War is a state of armed conflict between different nations or states or different groups within a nation or state. Now, a conflict has been described as one in which a political party is at war with women. I am a woman – and wonder how to respond, lest I am caught in the cross hairs of one faction or another.
The weapons are words – some portend personal legislative and economic changes that could deny many of the rights I enjoy. Other words hurt – suggesting that how one woman chose to live her life invalidates her political opinions. And this re-kindled some memories of skirmishes I encountered in the late 70’s and ‘80’s.
I sympathize with Ms. Rosen – she revealed an opinion, as did a radio personality a few weeks ago, which generated heat, but not much light. Both Ms. Rosen and Mr. Limbaugh expressed opinions that represent opposite and deeply felt convictions about how we [should] live. However, in the on-going clash of deeply held convictions, making our political points so personal impedes conversation.
Waging war with words can lead to battles that secure no peace.
Staying home to raise our kids was our choice – a choice based on our sense that personally and economically it made sense for us. When we flirted with the idea of me going to work outside the home, running a few of the numbers showed us the return on that investment would be minimal. However, the decision dismayed one of our kids: most of their friends’ moms worked --- and that I did not was a bit of an embarrassment.
In the ensuing years, I thought we were past the implication that women who chose to stay home were not as equally informed citizens as women who worked and men.
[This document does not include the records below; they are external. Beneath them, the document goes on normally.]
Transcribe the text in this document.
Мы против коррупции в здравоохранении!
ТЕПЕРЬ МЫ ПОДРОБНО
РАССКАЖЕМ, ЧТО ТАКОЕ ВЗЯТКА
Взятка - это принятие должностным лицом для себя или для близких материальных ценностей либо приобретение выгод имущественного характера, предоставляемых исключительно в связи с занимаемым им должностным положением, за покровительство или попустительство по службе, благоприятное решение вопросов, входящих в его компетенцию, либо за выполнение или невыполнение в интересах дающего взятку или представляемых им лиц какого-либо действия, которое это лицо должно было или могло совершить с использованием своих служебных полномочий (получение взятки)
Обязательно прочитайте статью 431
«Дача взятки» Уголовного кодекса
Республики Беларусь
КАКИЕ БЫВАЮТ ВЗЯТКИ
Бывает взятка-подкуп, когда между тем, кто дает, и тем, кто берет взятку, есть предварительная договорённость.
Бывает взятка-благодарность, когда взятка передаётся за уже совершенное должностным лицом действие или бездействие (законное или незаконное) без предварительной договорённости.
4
I thought that “choice” included other decisions than simply reproductive rights.
Accusing our political parties of “waging war” on other Americans shuts off the conversation that we Americans should be thinking about – the role of government in our daily lives, as well as our national life. Getting personal, like Ms. Rosen and Mr. Limbaugh did, obscure the ability to see how women around the world are denied liberties that American women enjoy.
When I read about how people live in many other countries, if even a portion of the reports is a true, Americans should take a good long look at what we have (warts and all) and get off demonizing each other.
· Women, who work in the home or outside the home or both, know economic realities.
· Women who are battling their own, or loved ones’ disabling diseases know a thing or two about health care and medical insurance.
· Women all know that our children face dangers and opportunities that were unimaginable when we were growing up. We all worry about how to communicate with them so we can pass along want we have learned.
· Women who care for their parents while caring for their own families or themselves know about the limits of Medicare and Social Security.
· Women whose spouses or sons have gone to war know its cost in ways no one else does, except men whose wives and daughters have been killed or maimed.
Our news and social media outlets are purveyors of arms (warring words and images) that are escalating our conflicts. See the brouhaha they fomented by blogs and tweets about SC Governor Nikki Haley’s income taxes! Whether and how they might restrain their “sales” of these weapons are worthwhile questions.
Alas, there’s scant profit in being civil.